CORRECTION: Julian Pardo de Zela, who is on Mountain View’s Rental Housing Committee, said during a meeting Monday that the housing supply in the city might shrink if landlords decide to take their homes off the market because of low rents. The original story left out a portion of his remarks, but this version has been corrected.
BY KYLE MARTIN
Daily Post Staff Writer
A Mountain View committee has decided it won’t put on its agenda a discussion of temporarily suspending the rent-control law.
Rental Housing Committee member Julian Pardo de Zela asked his fellow committee members on Monday to put the question on a future committee agenda for discussion.
He noted that the law, passed by voters in 2016, calls for temporarily suspending rent control if the vacancy rate exceeds 5%.
He wanted city employees to find out if the vacancy rate has reached that threshold as people move away from Silicon Valley during the pandemic-induced recession.
Pardo de Zela said the housing supply in the city might shrink if landlords decide to take their homes off the market because of low rents.
If they rented out their units at a low rate, and then life returns to normal, the rent control law will prevent them from raising rents enough to bring them back to the pre-pandemic days. The law limits annual rent increases to the consumer price index or 5%, whichever is less.

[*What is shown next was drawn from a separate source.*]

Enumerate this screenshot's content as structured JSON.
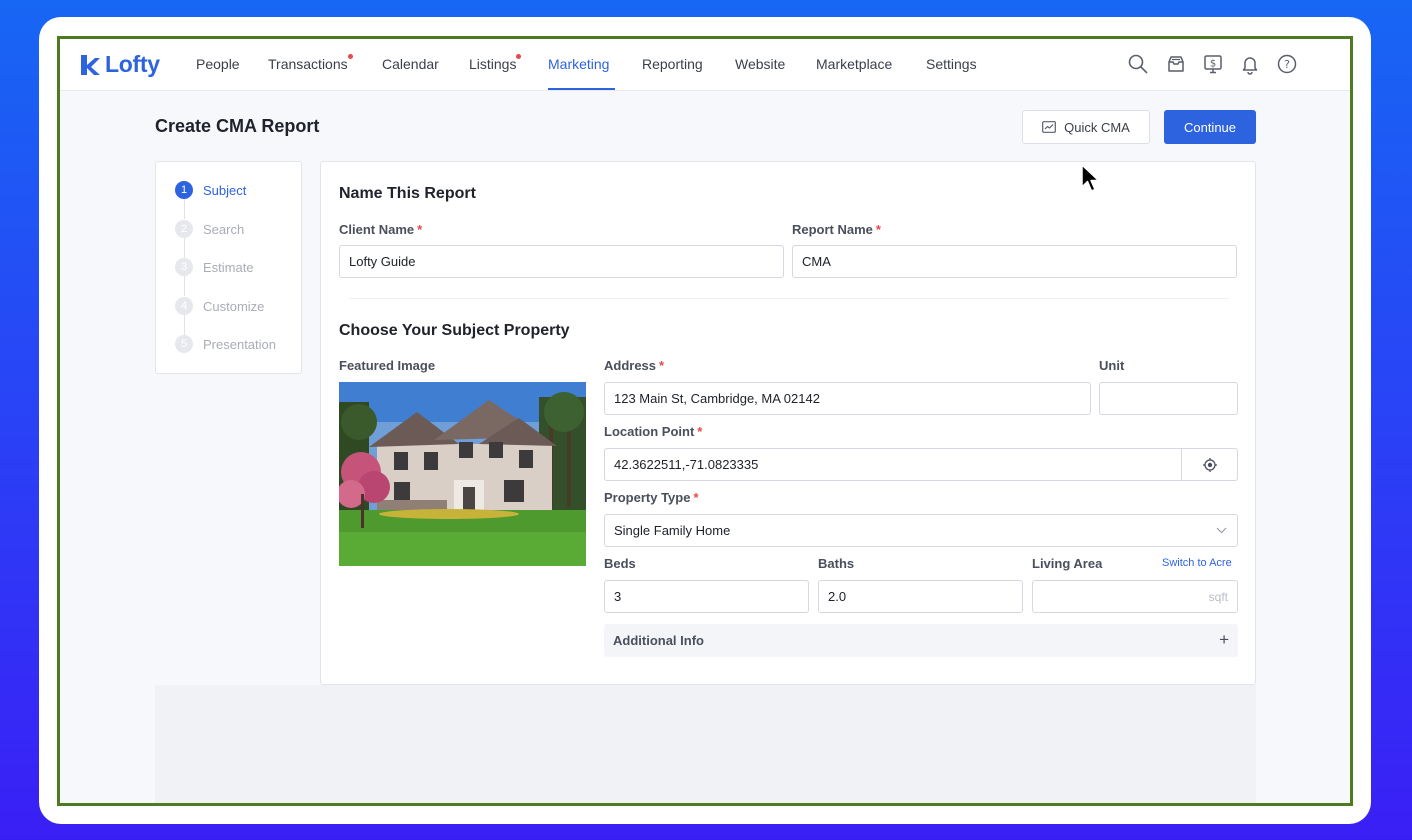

“They’ve got a lot of units available,” Pardo de Zela said. “They don’t want to rent them right now because they might have a tenant for the long haul that they end up with at a very low base rent.”
He said that when landlords lease apartments at too low a rate for too long “that harms everyone in Mountain View.”
The rest of the committee turned down Pardo de Zela’s request to put the issue on a future agenda.
The meeting, which was held on the Zoom platform, attracted several residents who opposed Pardo de Zela’s request.
John Lashlee said ending rent control would be “a disaster for Mountain View.”
Anna Marie Morales said she is “utterly appalled” at the committee’s members, who she said “have done nothing but undermine” the city’s rent control ordinance. She said the city’s rent control is “the will of the people and should be carried out as such.”
However, the clause calling for the suspension of rent control if vacancies exceed 5% is part of the charter amendment passed by voters in 2016.